I thank you for this and, in particular, for your recently issued study entitled Serving Communion. Re-thinking the Relationship between Primacy and Synodality. Through the constructive patience of dialogue, especially with the Orthodox Churches, we have come to understand more fully that in the Church primacy and synodality are not two competing principles to be kept in balance, but two realities that establish and sustain one another in the service of communion. Just as the primacy presupposes the exercise of synodality, so synodality entails the exercise of primacy. From this standpoint, the International Theological Commission has stated, significantly, that in the Catholic Church, synodality in the broad sense can be seen as the articulation of three dimensions: “all”, “some” and “one”. Indeed, “synodality involves the exercise of the sensus fidei of the universitas fidelium (all), the ministry of leadership of the college of Bishops, each one with his presbyterium (some), and the ministry of unity of the Bishop of Rome (one)” (Synodality in the Life and Mission of the Church, 2018, No. 64).

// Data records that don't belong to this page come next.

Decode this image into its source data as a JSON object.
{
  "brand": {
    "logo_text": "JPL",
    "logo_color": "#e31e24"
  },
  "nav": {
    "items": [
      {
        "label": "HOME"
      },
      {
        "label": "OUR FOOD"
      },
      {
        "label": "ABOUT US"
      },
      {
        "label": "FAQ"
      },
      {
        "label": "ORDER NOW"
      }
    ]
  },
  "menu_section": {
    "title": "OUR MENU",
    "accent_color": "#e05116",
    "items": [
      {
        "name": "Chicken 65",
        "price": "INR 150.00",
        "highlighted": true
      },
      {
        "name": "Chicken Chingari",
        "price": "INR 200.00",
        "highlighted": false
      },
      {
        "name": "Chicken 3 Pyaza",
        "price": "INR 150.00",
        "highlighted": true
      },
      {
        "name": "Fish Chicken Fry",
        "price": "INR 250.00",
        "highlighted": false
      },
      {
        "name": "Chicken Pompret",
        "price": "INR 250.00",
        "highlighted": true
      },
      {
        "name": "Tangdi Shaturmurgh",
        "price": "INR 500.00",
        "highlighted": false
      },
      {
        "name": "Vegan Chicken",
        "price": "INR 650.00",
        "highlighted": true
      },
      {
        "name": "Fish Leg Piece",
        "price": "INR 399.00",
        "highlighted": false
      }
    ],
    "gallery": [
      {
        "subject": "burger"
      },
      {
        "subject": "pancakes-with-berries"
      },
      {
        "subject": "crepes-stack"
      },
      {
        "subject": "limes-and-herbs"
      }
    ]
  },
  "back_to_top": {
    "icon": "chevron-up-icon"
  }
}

In this vision, the primatial ministry is an intrinsic element of the dynamic of synodality, as are also the communitarian aspect that includes the whole People of God and the collegial dimension that is part of the exercise of episcopal ministry. Consequently, a fruitful approach to the primacy in theological and ecumenical dialogues must necessarily be grounded in a reflection on synodality: there is no other way. I have frequently expressed my conviction that “in a synodal Church, greater light can be shed on the exercise of the Petrine primacy” (Address on the 50th Anniversary of the Institution of the Synod of Bishops, 17 October 2015). I am confident that, with the help of God, the synodal process that will begin in coming days in every Catholic diocese will also be an opportunity for deeper reflection on this important aspect, together with other Christians.
Dear brothers and sisters, I thank you for your visit and I offer my good wishes for a fruitful working session here in Rome at the Institute of Ecumenical Studies of the Angelicum. Entrusting my ministry to your prayers, I invoke upon you the Lord’s blessing and the protection of the Holy Mother of God. And now, if you would like, we can pray together the Our Father, each in his or her own language.